Arg-K-Min reduction

Using the pykeops.numpy API, we define a dataset of N points in \(\mathbb R^D\) and compute for each point the indices of its K nearest neighbours (including itself).


Standard imports:

import time
import numpy as np
import matplotlib.pyplot as plt
from pykeops.numpy import Genred

Define our dataset:

N = 1000  # Number of points
D = 2     # Dimension of the ambient space
K = 3     # Number of neighbors to look for

dtype = 'float32'  # May be 'float32' or 'float64'

x = np.random.rand(N,D).astype(dtype)

KeOps Kernel

formula   =  'SqDist(x,y)'          # Use a simple Euclidean (squared) norm
variables = ['x = Vi('+str(D)+')',  # First arg : i-variable, of size D
             'y = Vj('+str(D)+')']  # Second arg: j-variable, of size D

# N.B.: The number K is specified as an optional argument `opt_arg`
my_routine = Genred(formula, variables, reduction_op='ArgKMin', axis=1,
                    dtype=dtype, opt_arg=K)
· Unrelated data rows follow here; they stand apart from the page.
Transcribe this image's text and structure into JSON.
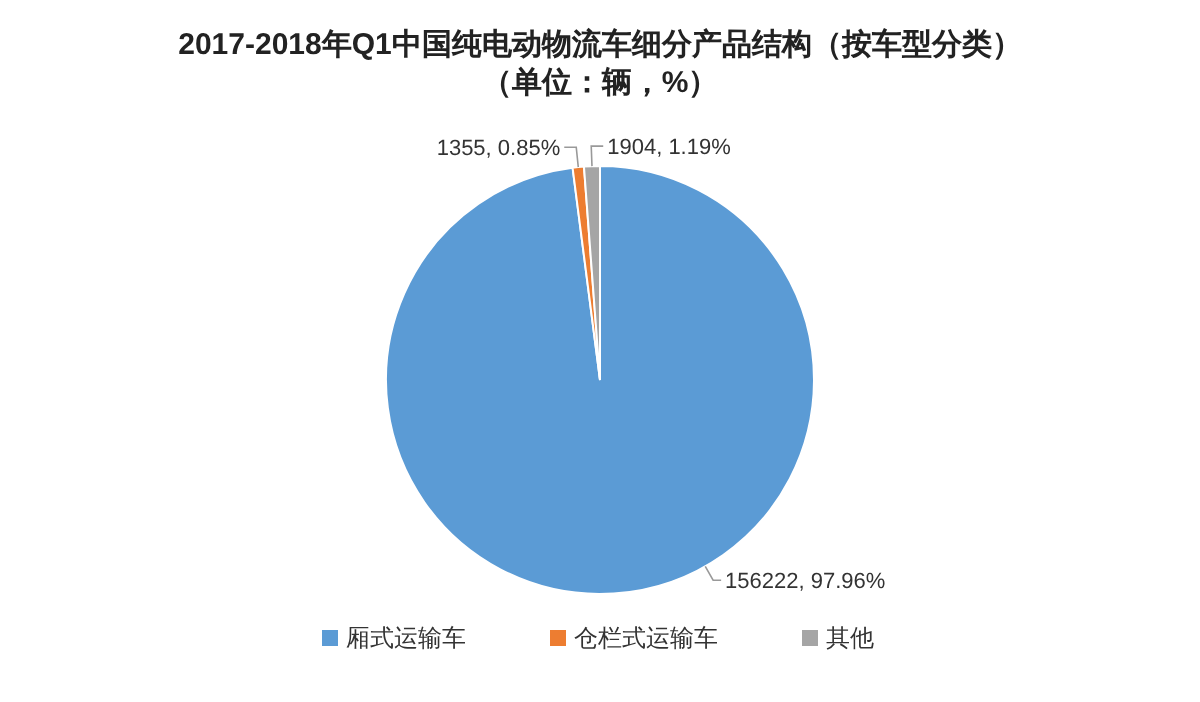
{
  "chart_data": {
    "type": "pie",
    "title": "2017-2018年Q1中国纯电动物流车细分产品结构（按车型分类）",
    "subtitle": "（单位：辆，%）",
    "categories": [
      "厢式运输车",
      "仓栏式运输车",
      "其他"
    ],
    "values": [
      156222,
      1355,
      1904
    ],
    "colors": [
      "#5b9bd5",
      "#ed7d31",
      "#a5a5a5"
    ],
    "value_labels": [
      "156222, 97.96%",
      "1355, 0.85%",
      "1904, 1.19%"
    ],
    "legend": "bottom"
  }
}
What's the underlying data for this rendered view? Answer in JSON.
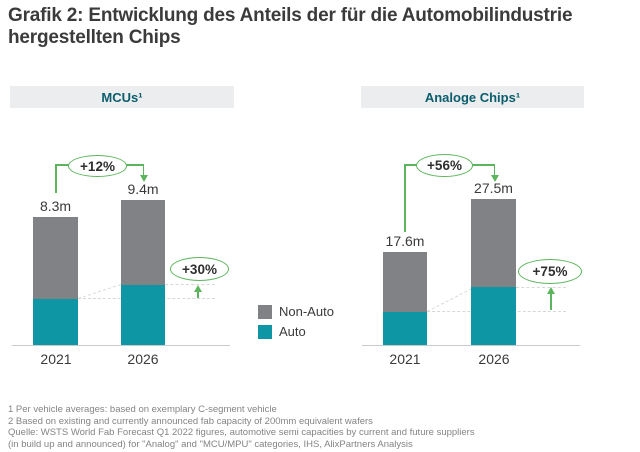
{
  "title_line1": "Grafik 2: Entwicklung des Anteils der für die Automobilindustrie",
  "title_line2": "hergestellten Chips",
  "colors": {
    "auto": "#0f96a4",
    "non_auto": "#808285",
    "green": "#5cb55c",
    "header_bg": "#ebedee",
    "header_text": "#0b5d6d"
  },
  "legend": {
    "non_auto": "Non-Auto",
    "auto": "Auto"
  },
  "panels": [
    {
      "header": "MCUs¹",
      "growth_total": "+12%",
      "growth_auto": "+30%",
      "bars": [
        {
          "year": "2021",
          "total_label": "8.3m",
          "auto": 3.0,
          "non_auto": 5.3
        },
        {
          "year": "2026",
          "total_label": "9.4m",
          "auto": 3.9,
          "non_auto": 5.5
        }
      ]
    },
    {
      "header": "Analoge Chips¹",
      "growth_total": "+56%",
      "growth_auto": "+75%",
      "bars": [
        {
          "year": "2021",
          "total_label": "17.6m",
          "auto": 6.3,
          "non_auto": 11.3
        },
        {
          "year": "2026",
          "total_label": "27.5m",
          "auto": 11.0,
          "non_auto": 16.5
        }
      ]
    }
  ],
  "footnotes": [
    "1 Per vehicle averages: based on exemplary C-segment vehicle",
    "2 Based on existing and currently announced fab capacity of 200mm equivalent wafers",
    "Quelle: WSTS World Fab Forecast Q1 2022 figures, automotive semi capacities by current and future suppliers",
    "(in build up and announced) for \"Analog\" and \"MCU/MPU\" categories, IHS, AlixPartners Analysis"
  ],
  "chart_data": [
    {
      "type": "bar",
      "stacked": true,
      "title": "MCUs¹",
      "categories": [
        "2021",
        "2026"
      ],
      "series": [
        {
          "name": "Auto",
          "values": [
            3.0,
            3.9
          ],
          "color": "#0f96a4"
        },
        {
          "name": "Non-Auto",
          "values": [
            5.3,
            5.5
          ],
          "color": "#808285"
        }
      ],
      "totals": [
        8.3,
        9.4
      ],
      "total_labels": [
        "8.3m",
        "9.4m"
      ],
      "annotations": [
        {
          "label": "+12%",
          "applies_to": "total 2021 to 2026"
        },
        {
          "label": "+30%",
          "applies_to": "Auto segment 2021 to 2026"
        }
      ],
      "ylabel": "",
      "xlabel": "",
      "grid": false,
      "legend_position": "right"
    },
    {
      "type": "bar",
      "stacked": true,
      "title": "Analoge Chips¹",
      "categories": [
        "2021",
        "2026"
      ],
      "series": [
        {
          "name": "Auto",
          "values": [
            6.3,
            11.0
          ],
          "color": "#0f96a4"
        },
        {
          "name": "Non-Auto",
          "values": [
            11.3,
            16.5
          ],
          "color": "#808285"
        }
      ],
      "totals": [
        17.6,
        27.5
      ],
      "total_labels": [
        "17.6m",
        "27.5m"
      ],
      "annotations": [
        {
          "label": "+56%",
          "applies_to": "total 2021 to 2026"
        },
        {
          "label": "+75%",
          "applies_to": "Auto segment 2021 to 2026"
        }
      ],
      "ylabel": "",
      "xlabel": "",
      "grid": false,
      "legend_position": "right"
    }
  ]
}
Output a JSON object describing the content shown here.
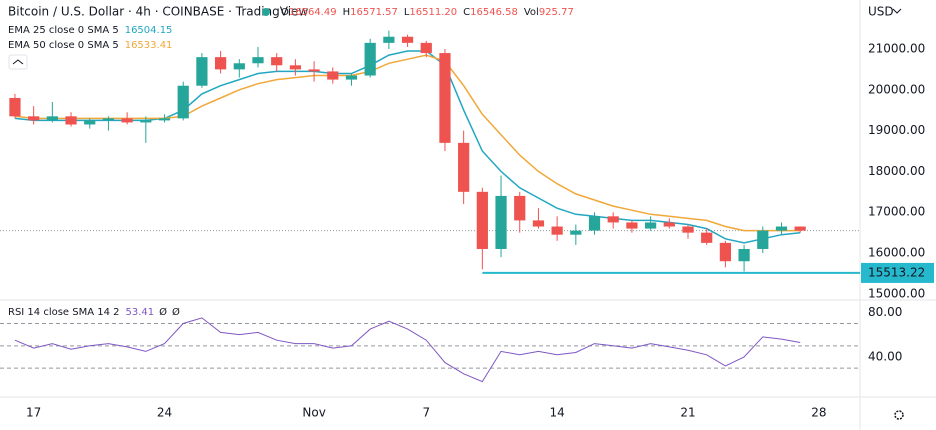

Using our new pykeops.numpy.Genred() routine, we perform a K-nearest neighbor search ( reduction_op = "ArgKMin" ) over the \(j\) variable \(y_j\) ( axis = 1):


If CUDA is available and backend is "auto" or not specified, KeOps will:

  1. Load the data on the GPU
  2. Perform the computation on the device
  3. Unload the result back to the CPU

as it is assumed to be most efficient for large-scale problems. By specifying backend = "CPU" in the call to my_routine, you can bypass this procedure and use a simple C++ for loop instead.

# Dummy first call to warm-up the GPU and thus get an accurate timing:
my_routine( np.random.rand(10,D).astype(dtype),
            np.random.rand(10,D).astype(dtype) )

# Actually perform our K-nn search:
start = time.time()
ind = my_routine(x, x, backend="auto")
print("Time to perform the K-nn search: ",round(time.time()-start,5),"s")

# The result is now an (N,K) array of integers:
print("Output values :")

plt.scatter(x[:,0], x[:,1], s= 25*500 / len(x))

for k in range(K):  # Highlight some points and their nearest neighbors
    plt.scatter(x[ ind[:4,k], 0],x[ ind[:4,k], 1], s= 100)

plt.axis("equal") ; plt.axis([0,1,0,1])


Time to perform the K-nn search:  0.00057 s
Output values :
[[  0 295 201]
 [  1  23 627]
 [  2 256 218]
 [997  37 532]
 [998 748 507]
 [999 647 637]]

Total running time of the script: ( 0 minutes 2.595 seconds)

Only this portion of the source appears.